Canadian National Railway is considering the purchase of 1,000 new grain hopper cars, but it is “contingent on the passage of Bill C-49 without amendments,” J.J. Ruest, the company’s interim president and chief executive officer, said during an April 24 conference call with investors.
CN’s existing grain hopper car fleet consists of about 12,000 cars, including leased units, customer-owned cars and hoppers owned by the railway.
CN declined to provide a numerical breakdown.
When asked why the purchase of new hopper cars was contingent on the passage of an unamended transportation bill, the company said, “Canada needs balanced regulation that encourages investment and innovation in the nation’s transportation system.
“(This) is why we support the swift passage of C-49 without amendments … .
“Lack of stability in the regulatory environment puts at risk the extensive private investment in Canada’s trade-enabling freight network.”
The company declined to offer further information.
CN’s position on C-49 and its suggestion that hopper cars will not be purchased if the bill is amended is not sitting well with some prairie farm groups.
Officials with the Agricultural Producers Association of Saskatchewan said CN should be focused on improving service, not on influencing policy through contingent hopper car acquisitions.
“The rail car supply issue is a distraction from finding real solutions to fixing poor service,” said APAS president Todd Lewis.
“Cars are available. The shortage is in locomotives, labour and logistic planning.”
Lewis said acquiring new hopper cars may be part of a larger solution to improving rail service to the grain industry over the long term.
However, CN should be more concerned with addressing current service issues, including the backlog of prairie grain.
“We need to focus on the logistical planning for next crop year that will ensure we don’t have this problem again,” Lewis said.
Canadian potash company Nutrien said last week that it is planning to lay off more than 600 workers in Saskatchewan, citing poor rail service for forcing it to issue the layoffs earlier than normal. CN disputes the service claims.
Greg Northey, director of industry relations with Pulse Canada, said his organization was disappointed and surprised to learn that hopper car purchases at CN are now contingent on the passage of an unamended C-49.
“Their position is a bit disappointing, actually, because C-49 was specifically designed … to improve the investment climate for both railways … and the initial reaction to that was extremely positive,” Northey said.
“So, it was a bit of a surprise. We’ve had significant service issues this winter and both railways committed to invest in capacity and service when BillC-49 was still under discussion….
“It seemed like they were going to make these commitments in good faith regardless of C-49 because of the issues we were having.”
Meanwhile, Canadian farm groups have called for MPs to pass C-49 with the amendments proposed by Senate.
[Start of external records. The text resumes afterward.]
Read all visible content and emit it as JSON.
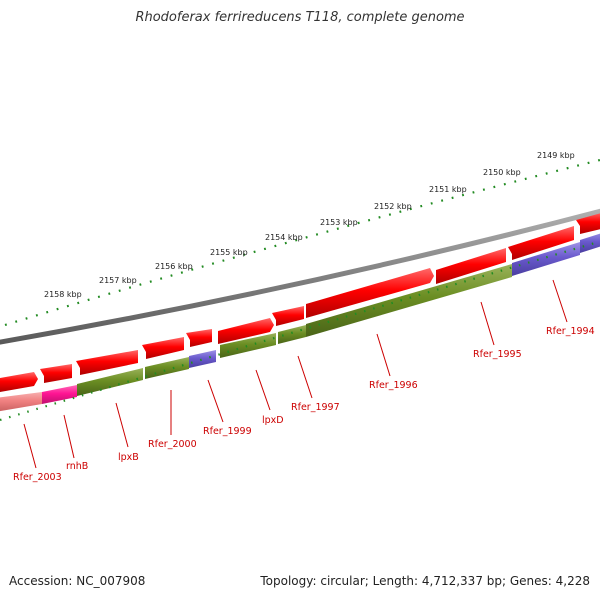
{
  "title": "Rhodoferax ferrireducens T118, complete genome",
  "footer": {
    "accession": "Accession: NC_007908",
    "summary": "Topology: circular; Length: 4,712,337 bp; Genes: 4,228"
  },
  "colors": {
    "cds_red": "#ff0000",
    "cds_green": "#6b8e23",
    "cds_purple": "#6a5acd",
    "cds_magenta": "#ff1493",
    "cds_salmon": "#f08080",
    "backbone": "#808080",
    "ticks": "#228b22",
    "label": "#cc0000"
  },
  "scale_ticks": [
    "2149 kbp",
    "2150 kbp",
    "2151 kbp",
    "2152 kbp",
    "2153 kbp",
    "2154 kbp",
    "2155 kbp",
    "2156 kbp",
    "2157 kbp",
    "2158 kbp"
  ],
  "gene_labels": [
    "Rfer_1994",
    "Rfer_1995",
    "Rfer_1996",
    "Rfer_1997",
    "lpxD",
    "Rfer_1999",
    "Rfer_2000",
    "lpxB",
    "rnhB",
    "Rfer_2003"
  ]
}
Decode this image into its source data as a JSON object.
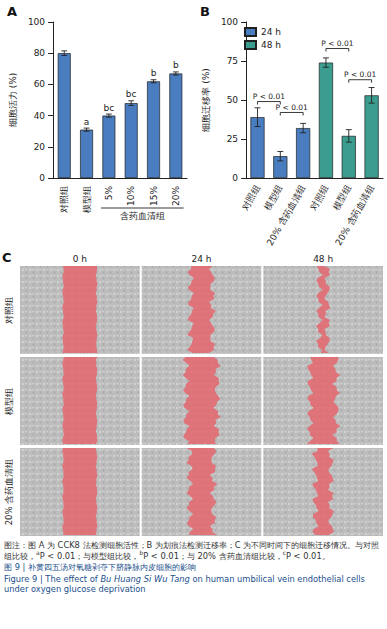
{
  "chart_data": [
    {
      "type": "bar",
      "title": "A",
      "y_label": "细胞活力 (%)",
      "categories": [
        "对照组",
        "模型组",
        "5%",
        "10%",
        "15%",
        "20%"
      ],
      "values": [
        80,
        31,
        40,
        48,
        62,
        67
      ],
      "errors": [
        1.5,
        1,
        1,
        1.5,
        1,
        1
      ],
      "annotations": [
        null,
        "a",
        "bc",
        "bc",
        "b",
        "b"
      ],
      "groups": [
        {
          "label": "含药血清组",
          "from": 2,
          "to": 5
        }
      ],
      "color": "#4a7dbf",
      "ylim": [
        0,
        100
      ],
      "yticks": [
        0,
        20,
        40,
        60,
        80,
        100
      ],
      "grid": false
    },
    {
      "type": "bar",
      "title": "B",
      "y_label": "细胞迁移率 (%)",
      "categories": [
        "对照组",
        "模型组",
        "20% 含药血清组",
        "对照组",
        "模型组",
        "20% 含药血清组"
      ],
      "series": [
        {
          "name": "24 h",
          "color": "#4a7dbf",
          "values": [
            39,
            14,
            32,
            null,
            null,
            null
          ],
          "errors": [
            6,
            3,
            3,
            null,
            null,
            null
          ]
        },
        {
          "name": "48 h",
          "color": "#3a9d8f",
          "values": [
            null,
            null,
            null,
            74,
            27,
            53
          ],
          "errors": [
            null,
            null,
            null,
            3,
            4,
            5
          ]
        }
      ],
      "comparisons": [
        {
          "from": 0,
          "to": 1,
          "y": 49,
          "label": "P < 0.01"
        },
        {
          "from": 1,
          "to": 2,
          "y": 42,
          "label": "P < 0.01"
        },
        {
          "from": 3,
          "to": 4,
          "y": 83,
          "label": "P < 0.01"
        },
        {
          "from": 4,
          "to": 5,
          "y": 63,
          "label": "P < 0.01"
        }
      ],
      "legend": "top-left",
      "ylim": [
        0,
        100
      ],
      "yticks": [
        0,
        25,
        50,
        75,
        100
      ],
      "grid": false
    }
  ],
  "panel_c": {
    "title": "C",
    "columns": [
      "0 h",
      "24 h",
      "48 h"
    ],
    "rows": [
      "对照组",
      "模型组",
      "20% 含药血清组"
    ]
  },
  "caption": {
    "note": [
      {
        "t": "图注：图 A 为 CCK8 法检测细胞活性；B 为划痕法检测迁移率；C 为不同时间下的细胞迁移情况。与对照组比较，"
      },
      {
        "sup": "a"
      },
      {
        "t": "P < 0.01；与模型组比较，"
      },
      {
        "sup": "b"
      },
      {
        "t": "P < 0.01；与 20% 含药血清组比较，"
      },
      {
        "sup": "c"
      },
      {
        "t": "P < 0.01。"
      }
    ],
    "title_zh": "图 9 | 补黄四五汤对氧糖剥夺下脐静脉内皮细胞的影响",
    "title_en": [
      {
        "t": "Figure 9 | The effect of "
      },
      {
        "t": "Bu Huang Si Wu Tang",
        "italic": true
      },
      {
        "t": " on human umbilical vein endothelial cells under oxygen glucose deprivation"
      }
    ]
  }
}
Last week, a coalition of farmer-directed agriculture groups including APAS, the Canadian Federation of Agriculture, the Alberta Federation of Agriculture and Keystone Agricultural Producers in Manitoba sent an open letter to members of Parliament urging that an amended bill be passed without delay.
Failure to adopt the Senate’s amendments would result in continued railway service delays, ongoing cash-flow concerns on western Canadian farms, and unnecessary risks to Canada’s reputation as a reliable international grain and oilseed supplier, the groups said.
“Farm groups feel the amended bill will help to stabilize our rail systems and provide the confidence needed to grow our international markets.”
The farm groups said proposed amendments give the Canadian Transportation Agency more authority to investigate and proactively seek solutions that can prevent grain transportation bottlenecks.
Access to interswitching would also provide grain companies with more competitive shipping options and could lead to efficiencies that benefit the entire supply chain, the farm groups said.
Ruest told investors that CN has seen significant improvements in network fluidity over the past few weeks.
Canadian grain volumes in the first quarter of 2018 were 10 percent lower than the same period last year, he said.
Ruest said the company averaged 5,700 hopper car placements per week in March, up 40 percent from February.
“In the last seven weeks, we made quite significant progress and we are now running current with weekly car orders as placed on us by grain companies,” Ruest said.